HTS data and phylogenetic analysis
The Illumina Miseq sequencing run generated a total number of 4,150,073 reads for all samples. After applied quality filters, dereplication and chimera removal processes we obtained 2,595,039 DNA sequences. The clustering process of sequences at 97% identity level resulted in a total of 15,234 OTUs for all samples. After removing singletons, OTUs with nonsense codons and not belonging to Bacillariophyta phylum we obtained 7834 OTUs. Finally, after removing OTUs with a normalized read value less than 0,005% we obtained 4707 OTUs. The number of OTUs per sample ranged between 390 and 980, with an average of 634 OTUs per sample. Taxonomic assignation of OTUs was positive for 3138 OTUs, which were assigned to 219 species and 90 genera. The number of genera and species per sample ranged between 31-56 and 58-107 respectively, with an average of 42 and 80 respectively. Twenty-two taxa were present in all molecular-analyzed samples, of which three species (Ulnaria acus ,Eunotia bilunaris and Achnanthidium minutissimum ) and two genera (Gomphonema sp. and Fragilaria sp.) were also present in the most morphologically-analyzed samples. A total of 1569 OTUs could not be assigned to R-Syst::diatom reference database and remained unclassified.
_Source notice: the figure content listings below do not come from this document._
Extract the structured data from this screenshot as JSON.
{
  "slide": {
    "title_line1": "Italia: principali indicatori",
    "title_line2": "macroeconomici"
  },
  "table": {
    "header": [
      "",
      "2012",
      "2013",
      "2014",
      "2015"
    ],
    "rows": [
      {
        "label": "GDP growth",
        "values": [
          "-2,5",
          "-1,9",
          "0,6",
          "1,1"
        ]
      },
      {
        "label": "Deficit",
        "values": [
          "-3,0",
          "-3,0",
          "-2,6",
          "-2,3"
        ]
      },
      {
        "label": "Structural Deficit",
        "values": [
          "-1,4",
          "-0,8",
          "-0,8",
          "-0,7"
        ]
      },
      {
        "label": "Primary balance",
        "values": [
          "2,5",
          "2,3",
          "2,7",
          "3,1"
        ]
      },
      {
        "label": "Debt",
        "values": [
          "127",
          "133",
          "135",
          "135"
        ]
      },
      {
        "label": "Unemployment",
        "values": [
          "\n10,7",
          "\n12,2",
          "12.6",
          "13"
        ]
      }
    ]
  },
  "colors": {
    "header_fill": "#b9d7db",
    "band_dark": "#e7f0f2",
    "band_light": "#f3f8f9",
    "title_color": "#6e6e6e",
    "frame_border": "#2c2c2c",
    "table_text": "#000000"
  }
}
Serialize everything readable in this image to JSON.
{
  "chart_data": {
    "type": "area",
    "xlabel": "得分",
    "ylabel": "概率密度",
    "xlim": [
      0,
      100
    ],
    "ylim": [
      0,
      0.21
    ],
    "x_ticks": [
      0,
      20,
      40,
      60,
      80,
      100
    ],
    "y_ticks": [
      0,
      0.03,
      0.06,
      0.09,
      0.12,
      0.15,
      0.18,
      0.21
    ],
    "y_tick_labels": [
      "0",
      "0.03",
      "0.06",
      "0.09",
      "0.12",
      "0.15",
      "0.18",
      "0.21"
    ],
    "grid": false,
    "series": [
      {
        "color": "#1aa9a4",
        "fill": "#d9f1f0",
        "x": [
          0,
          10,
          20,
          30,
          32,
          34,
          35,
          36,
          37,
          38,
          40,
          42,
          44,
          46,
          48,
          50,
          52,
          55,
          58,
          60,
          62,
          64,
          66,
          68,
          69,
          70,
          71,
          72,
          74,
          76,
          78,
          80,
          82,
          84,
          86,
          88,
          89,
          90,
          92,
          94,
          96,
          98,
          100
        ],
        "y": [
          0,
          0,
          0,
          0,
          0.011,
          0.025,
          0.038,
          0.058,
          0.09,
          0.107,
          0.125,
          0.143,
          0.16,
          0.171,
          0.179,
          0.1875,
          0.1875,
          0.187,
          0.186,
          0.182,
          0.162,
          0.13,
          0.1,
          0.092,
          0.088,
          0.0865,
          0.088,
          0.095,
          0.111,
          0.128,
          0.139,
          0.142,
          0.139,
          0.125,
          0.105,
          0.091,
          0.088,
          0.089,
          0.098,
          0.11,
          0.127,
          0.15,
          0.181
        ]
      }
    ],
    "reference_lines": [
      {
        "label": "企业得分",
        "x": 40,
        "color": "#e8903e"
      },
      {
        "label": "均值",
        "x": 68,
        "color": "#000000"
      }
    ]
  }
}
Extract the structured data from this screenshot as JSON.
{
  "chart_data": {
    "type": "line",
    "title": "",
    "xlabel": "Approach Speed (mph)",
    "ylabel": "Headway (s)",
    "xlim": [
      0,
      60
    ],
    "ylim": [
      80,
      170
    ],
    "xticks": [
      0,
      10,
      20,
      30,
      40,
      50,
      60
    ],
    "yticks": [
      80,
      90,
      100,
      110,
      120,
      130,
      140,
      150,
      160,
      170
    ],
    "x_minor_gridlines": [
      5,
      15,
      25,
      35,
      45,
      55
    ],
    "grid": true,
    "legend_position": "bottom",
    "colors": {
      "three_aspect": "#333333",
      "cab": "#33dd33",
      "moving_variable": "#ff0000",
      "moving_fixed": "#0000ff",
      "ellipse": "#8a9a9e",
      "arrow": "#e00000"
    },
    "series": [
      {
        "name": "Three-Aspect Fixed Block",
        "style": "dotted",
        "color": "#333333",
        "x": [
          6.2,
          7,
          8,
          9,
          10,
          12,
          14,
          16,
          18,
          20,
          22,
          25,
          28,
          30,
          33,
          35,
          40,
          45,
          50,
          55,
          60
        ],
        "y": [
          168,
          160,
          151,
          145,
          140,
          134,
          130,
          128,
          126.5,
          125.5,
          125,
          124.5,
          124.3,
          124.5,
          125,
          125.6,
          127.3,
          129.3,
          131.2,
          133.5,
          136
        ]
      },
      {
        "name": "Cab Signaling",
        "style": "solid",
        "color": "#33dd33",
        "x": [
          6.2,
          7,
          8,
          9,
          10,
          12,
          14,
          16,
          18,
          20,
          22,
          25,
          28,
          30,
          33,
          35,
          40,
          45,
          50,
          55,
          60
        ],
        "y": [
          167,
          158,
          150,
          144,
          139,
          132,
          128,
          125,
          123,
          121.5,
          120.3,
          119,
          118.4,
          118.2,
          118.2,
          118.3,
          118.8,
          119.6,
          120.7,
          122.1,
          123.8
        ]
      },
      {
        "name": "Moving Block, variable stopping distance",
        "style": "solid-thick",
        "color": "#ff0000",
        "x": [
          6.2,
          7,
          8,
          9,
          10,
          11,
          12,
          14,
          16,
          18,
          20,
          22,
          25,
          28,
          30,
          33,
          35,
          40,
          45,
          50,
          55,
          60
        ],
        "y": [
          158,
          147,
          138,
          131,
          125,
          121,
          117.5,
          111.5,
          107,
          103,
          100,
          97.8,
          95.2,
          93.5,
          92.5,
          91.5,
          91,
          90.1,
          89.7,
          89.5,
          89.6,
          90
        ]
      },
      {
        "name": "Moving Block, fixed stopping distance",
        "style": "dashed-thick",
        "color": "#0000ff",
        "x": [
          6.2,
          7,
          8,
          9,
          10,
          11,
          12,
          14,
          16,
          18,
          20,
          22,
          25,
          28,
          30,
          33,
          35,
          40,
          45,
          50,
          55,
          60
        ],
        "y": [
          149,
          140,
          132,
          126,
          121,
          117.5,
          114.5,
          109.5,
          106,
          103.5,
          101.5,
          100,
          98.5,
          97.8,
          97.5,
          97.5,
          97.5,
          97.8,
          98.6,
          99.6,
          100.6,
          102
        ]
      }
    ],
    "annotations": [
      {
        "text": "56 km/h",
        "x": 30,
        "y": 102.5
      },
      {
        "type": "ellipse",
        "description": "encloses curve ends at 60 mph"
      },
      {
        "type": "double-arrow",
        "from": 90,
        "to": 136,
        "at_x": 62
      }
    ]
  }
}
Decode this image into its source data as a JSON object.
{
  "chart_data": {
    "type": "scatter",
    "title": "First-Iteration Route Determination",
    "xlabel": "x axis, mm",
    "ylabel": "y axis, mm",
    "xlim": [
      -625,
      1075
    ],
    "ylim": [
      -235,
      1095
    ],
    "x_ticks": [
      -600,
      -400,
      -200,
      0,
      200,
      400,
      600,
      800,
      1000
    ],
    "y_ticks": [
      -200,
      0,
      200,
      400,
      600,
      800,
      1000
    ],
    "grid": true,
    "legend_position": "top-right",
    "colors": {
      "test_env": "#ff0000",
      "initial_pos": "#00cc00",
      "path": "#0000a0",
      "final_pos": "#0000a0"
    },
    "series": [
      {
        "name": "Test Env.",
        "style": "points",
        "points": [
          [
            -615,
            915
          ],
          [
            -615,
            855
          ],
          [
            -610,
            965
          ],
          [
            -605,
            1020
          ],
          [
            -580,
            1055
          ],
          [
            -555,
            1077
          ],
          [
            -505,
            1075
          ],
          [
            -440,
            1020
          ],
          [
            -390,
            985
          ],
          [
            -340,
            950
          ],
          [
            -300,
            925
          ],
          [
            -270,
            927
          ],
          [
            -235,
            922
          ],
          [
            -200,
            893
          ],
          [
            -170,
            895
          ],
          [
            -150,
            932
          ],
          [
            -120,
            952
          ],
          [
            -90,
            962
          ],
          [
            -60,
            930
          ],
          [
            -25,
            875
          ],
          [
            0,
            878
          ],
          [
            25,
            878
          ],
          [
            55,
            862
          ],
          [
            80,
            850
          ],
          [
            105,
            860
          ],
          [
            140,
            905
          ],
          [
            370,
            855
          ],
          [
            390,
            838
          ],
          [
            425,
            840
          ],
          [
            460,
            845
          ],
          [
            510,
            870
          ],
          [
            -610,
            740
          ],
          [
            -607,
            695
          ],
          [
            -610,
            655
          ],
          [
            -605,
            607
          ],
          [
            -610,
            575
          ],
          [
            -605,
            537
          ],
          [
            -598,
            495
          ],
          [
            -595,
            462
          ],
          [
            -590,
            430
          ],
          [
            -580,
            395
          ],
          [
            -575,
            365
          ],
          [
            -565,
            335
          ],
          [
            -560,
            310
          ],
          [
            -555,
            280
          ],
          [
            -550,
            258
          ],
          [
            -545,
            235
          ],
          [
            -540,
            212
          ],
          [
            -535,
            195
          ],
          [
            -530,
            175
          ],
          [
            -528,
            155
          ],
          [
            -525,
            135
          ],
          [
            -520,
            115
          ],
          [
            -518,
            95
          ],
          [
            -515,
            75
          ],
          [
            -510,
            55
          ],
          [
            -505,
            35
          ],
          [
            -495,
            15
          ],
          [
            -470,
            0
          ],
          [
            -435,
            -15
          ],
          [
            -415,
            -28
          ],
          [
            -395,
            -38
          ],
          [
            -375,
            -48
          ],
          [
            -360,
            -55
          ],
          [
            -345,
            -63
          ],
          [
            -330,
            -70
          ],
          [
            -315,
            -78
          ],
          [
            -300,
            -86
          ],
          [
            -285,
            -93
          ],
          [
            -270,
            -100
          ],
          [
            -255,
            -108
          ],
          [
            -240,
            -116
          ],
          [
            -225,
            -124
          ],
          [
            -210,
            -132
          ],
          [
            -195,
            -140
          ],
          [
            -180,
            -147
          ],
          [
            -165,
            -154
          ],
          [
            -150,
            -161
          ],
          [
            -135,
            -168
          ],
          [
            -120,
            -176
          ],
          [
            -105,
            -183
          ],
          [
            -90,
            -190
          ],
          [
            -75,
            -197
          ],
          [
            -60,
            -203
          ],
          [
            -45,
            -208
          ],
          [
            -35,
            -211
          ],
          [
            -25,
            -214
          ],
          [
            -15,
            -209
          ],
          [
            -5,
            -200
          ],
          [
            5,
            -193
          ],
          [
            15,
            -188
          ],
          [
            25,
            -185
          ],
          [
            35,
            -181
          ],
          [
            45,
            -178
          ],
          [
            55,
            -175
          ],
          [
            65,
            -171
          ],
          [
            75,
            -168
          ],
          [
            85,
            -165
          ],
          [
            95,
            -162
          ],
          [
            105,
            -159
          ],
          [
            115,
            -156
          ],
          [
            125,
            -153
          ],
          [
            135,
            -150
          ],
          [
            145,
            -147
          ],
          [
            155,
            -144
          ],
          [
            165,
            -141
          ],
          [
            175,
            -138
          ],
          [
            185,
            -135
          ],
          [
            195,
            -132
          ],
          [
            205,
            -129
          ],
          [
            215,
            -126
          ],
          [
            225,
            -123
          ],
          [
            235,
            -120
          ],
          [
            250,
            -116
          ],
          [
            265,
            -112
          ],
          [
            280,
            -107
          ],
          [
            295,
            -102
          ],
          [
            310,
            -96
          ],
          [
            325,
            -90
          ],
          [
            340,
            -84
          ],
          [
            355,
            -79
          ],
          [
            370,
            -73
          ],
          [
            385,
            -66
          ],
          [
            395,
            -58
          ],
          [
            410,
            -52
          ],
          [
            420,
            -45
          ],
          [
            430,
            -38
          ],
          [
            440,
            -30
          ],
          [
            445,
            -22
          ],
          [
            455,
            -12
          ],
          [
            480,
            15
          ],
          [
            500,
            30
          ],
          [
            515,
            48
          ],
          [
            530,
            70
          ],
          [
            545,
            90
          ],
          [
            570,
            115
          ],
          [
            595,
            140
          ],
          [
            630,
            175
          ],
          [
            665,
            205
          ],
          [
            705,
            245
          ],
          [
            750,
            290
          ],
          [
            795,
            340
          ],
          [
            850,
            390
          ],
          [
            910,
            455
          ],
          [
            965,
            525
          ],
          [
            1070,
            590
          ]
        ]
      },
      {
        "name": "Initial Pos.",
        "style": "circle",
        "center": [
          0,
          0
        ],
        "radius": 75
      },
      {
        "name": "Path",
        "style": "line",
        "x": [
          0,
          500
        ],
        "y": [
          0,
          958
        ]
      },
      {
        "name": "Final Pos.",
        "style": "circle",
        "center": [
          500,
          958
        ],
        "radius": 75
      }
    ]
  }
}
According to our phylogeny constructed with 708 reference sequences, we observed several sequences not placed correctly. This result was more noticeable in the phylogeny constructed with the same reference sequences and 3138 taxonomy-assigned OTUs, where some reference sequences were placed out of their corresponding taxonomy-assigned OTUs. Accession to rbcL sequences alignments and phylogenetic trees is detailed at Data accessibility section.